Focusing on alpha software developers creates a monoculture, focused inward on technical prowess and knowledge. Decisions need broad, representative viewpoints. While few companies will have ample members of the target audience on staff, few companies’ target audiences are solely alpha software developers.

This relegates non-alpha developers to permanent “junior” roles. This blocks their career progression even though they may be well suited to roles that software development feeds into like business analysis, user experience, consulting, quality assurance, IT administration or solution architecture.

This also risks the competitiveness between alpha developers boiling over to conflict or burnout. Like a sports teams, having too many ego-driven superstars creates problems. Teams work best with people in a variety of roles and software development is a team sport.

Solving a problem like this, particularly something a deeply ingrained in software development culture, is not simple.

The first reaction is to move away from using lines of code or other similarly easily measured metrics as the primary determinants of productivity to ones that indicate the success of the project. This encourages a team-centric view of productivity, not individual-centric.

However, the problem is deeper than that. Like using the term “craftsperson” instead of “craftsman” at the start of this post, we need specific language to drive specific thinking. It is hard to conceive of ways to drive value without terms to describe them.
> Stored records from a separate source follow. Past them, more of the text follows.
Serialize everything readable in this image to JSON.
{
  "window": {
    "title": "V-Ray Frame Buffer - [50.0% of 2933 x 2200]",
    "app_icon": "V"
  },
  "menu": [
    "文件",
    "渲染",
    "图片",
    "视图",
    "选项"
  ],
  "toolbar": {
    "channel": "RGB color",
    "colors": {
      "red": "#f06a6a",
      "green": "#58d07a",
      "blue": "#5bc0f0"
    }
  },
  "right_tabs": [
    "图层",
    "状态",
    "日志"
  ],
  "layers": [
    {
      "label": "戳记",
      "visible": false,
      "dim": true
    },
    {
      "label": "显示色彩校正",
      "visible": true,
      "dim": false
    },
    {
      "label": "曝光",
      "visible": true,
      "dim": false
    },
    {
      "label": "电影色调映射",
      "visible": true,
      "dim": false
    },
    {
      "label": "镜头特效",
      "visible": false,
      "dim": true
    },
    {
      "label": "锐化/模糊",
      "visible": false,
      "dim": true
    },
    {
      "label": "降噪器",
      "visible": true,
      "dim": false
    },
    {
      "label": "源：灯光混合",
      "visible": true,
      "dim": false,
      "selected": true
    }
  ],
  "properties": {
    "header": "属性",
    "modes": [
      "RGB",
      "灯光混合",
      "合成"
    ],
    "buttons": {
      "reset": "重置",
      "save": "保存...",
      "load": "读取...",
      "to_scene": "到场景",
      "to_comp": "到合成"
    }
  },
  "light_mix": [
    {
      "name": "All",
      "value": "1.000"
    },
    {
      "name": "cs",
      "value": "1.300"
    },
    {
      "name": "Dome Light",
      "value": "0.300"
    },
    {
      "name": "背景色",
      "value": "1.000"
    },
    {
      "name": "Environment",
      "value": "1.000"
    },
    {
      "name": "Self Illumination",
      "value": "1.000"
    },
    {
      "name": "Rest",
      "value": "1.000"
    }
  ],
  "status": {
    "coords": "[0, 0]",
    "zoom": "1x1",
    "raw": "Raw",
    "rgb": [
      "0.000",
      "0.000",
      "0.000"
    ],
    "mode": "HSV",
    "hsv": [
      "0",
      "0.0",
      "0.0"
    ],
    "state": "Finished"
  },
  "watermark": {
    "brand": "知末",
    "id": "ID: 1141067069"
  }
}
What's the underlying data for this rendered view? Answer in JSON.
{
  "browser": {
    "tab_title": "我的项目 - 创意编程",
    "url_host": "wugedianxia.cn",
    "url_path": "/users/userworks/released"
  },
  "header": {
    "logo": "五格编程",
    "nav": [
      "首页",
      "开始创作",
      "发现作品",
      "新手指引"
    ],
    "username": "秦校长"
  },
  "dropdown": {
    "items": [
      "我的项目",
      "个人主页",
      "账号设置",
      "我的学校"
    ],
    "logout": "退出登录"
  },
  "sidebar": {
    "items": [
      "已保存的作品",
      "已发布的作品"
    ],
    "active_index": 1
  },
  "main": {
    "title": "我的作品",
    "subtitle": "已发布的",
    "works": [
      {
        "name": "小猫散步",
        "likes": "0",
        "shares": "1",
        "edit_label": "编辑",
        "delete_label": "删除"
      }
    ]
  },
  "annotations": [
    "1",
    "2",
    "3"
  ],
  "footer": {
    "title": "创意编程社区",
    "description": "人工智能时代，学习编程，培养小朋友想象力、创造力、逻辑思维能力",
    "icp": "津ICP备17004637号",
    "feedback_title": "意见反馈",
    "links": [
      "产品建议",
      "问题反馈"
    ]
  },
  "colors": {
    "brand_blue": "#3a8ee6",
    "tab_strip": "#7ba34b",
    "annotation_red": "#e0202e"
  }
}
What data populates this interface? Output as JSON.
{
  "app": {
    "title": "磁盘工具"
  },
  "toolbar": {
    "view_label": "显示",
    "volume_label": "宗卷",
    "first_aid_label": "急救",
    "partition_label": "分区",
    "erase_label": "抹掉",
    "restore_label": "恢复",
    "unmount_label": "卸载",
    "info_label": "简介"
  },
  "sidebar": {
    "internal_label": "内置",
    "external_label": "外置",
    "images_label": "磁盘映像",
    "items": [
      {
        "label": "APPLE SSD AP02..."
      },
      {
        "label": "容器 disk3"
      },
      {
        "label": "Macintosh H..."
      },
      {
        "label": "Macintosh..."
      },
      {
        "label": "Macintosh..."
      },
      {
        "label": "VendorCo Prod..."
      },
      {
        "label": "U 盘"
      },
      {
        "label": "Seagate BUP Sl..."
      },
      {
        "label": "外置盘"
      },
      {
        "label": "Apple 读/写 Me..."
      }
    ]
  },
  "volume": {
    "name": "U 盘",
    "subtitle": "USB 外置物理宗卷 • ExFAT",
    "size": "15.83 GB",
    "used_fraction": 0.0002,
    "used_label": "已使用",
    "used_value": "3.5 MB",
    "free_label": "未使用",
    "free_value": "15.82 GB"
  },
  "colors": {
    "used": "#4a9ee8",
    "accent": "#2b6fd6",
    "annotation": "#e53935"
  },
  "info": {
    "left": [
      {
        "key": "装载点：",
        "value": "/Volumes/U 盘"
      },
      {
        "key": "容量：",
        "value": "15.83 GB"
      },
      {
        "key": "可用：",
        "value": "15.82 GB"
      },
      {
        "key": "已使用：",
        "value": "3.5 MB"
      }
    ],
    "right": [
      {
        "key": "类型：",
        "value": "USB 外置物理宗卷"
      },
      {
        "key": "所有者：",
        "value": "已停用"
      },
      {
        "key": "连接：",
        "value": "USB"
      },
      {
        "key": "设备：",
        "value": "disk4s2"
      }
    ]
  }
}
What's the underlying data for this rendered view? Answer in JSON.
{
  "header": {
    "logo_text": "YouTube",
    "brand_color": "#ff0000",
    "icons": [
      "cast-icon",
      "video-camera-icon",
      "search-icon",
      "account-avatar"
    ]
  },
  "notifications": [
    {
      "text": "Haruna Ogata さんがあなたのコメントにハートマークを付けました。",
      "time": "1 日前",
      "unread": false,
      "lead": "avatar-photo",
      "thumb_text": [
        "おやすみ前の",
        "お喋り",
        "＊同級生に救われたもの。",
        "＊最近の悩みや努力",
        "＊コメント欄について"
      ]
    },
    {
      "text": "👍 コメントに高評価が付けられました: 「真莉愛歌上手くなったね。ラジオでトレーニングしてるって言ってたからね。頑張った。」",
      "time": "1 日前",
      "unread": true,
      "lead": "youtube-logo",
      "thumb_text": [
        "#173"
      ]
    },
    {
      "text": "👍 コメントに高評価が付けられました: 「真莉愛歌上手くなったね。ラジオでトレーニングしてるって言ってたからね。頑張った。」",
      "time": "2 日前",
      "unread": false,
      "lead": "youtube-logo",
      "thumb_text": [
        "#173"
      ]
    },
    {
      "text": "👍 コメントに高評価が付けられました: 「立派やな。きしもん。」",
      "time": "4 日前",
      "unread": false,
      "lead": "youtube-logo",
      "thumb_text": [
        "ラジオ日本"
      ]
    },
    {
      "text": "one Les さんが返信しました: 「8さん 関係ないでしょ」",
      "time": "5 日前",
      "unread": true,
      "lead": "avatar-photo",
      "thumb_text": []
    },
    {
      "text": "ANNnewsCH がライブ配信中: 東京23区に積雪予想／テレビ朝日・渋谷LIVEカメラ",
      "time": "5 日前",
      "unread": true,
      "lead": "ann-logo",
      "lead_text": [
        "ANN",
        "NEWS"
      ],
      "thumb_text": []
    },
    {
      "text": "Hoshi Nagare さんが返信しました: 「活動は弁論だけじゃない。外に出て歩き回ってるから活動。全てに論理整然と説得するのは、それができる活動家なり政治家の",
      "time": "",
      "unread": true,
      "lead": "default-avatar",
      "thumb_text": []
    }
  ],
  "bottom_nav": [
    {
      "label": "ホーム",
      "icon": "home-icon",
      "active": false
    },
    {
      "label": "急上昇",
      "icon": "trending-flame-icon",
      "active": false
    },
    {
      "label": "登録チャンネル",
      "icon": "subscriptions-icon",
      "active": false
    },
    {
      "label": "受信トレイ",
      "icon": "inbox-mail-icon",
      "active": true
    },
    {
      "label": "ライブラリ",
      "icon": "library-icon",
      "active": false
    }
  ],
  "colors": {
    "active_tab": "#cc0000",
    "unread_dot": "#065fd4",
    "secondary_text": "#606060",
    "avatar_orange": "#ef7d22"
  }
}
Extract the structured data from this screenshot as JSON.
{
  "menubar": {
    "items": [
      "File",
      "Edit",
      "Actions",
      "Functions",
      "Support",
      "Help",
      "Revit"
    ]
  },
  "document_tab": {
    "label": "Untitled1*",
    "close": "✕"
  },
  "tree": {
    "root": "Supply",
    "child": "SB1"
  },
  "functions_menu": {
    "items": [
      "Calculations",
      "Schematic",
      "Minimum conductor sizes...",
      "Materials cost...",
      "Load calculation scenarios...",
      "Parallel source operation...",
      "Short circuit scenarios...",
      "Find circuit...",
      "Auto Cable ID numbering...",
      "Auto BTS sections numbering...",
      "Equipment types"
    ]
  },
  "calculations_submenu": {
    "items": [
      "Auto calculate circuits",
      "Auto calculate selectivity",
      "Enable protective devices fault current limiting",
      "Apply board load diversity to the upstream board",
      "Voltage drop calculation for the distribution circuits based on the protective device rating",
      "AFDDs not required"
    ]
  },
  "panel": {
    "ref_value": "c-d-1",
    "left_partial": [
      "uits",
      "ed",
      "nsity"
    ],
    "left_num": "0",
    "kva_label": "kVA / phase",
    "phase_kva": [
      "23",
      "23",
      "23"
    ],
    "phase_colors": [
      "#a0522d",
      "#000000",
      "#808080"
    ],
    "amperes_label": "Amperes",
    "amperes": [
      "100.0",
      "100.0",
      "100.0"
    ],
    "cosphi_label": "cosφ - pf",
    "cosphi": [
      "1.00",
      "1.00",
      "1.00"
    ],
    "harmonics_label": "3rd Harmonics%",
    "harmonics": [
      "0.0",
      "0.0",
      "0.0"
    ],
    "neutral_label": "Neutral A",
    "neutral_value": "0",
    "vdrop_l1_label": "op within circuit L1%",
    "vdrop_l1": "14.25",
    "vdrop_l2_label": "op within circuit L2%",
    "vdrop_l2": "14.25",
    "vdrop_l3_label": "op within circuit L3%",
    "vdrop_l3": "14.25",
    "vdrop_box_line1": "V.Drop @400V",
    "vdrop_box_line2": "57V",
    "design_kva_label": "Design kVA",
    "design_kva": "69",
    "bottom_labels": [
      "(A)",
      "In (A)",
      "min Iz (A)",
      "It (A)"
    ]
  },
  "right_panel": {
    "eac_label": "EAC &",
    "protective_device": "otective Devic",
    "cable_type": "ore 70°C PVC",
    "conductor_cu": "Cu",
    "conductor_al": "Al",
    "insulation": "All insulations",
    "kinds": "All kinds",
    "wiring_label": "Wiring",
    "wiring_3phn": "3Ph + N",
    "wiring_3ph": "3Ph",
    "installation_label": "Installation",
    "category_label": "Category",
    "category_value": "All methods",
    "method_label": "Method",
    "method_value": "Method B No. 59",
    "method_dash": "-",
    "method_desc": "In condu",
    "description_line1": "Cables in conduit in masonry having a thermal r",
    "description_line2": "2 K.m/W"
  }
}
For example, a “developer experience” engineer could focus on improving the efficiency of existing developers and hastening the onboarding of new developers. While documentation is part of this role, its focus is more on fixing inconsistent APIs, gathering useful diagnostics, ensuring error messages are complete and descriptive, replacing or fixing buggy libraries and improving internal tool reliability.

This role focuses on the productivity of other developers and understanding how they work instead of raw lines of code. This person should not get too involved in the internals of the software. Otherwise, he or she may start to overlook or forgive bad practices.

Another potential role is a “business process integration” engineer. Working on a lower level than a user experience engineer, they look at product customization, integrations and automation/orchestration opportunities. For internal systems, this could be about integrating the system into a Business Process Management (BPM) or workflow solution. For external systems, this is similar to a customer-facing solution architect but works with the code directly to help users customize or leverage the product.

This role requires an understanding of the broader business context, how software is used by the organization and what the organization views as important. It is a good conduit into business analysis or enterprise architecture.

This all boils down to a search for value. While focusing on software is what others would expect software developers to do, focusing it to the exclusion of some of the software development community is a poor strategy. We need to change how we view and measure our software developers and change who we see as aspirational.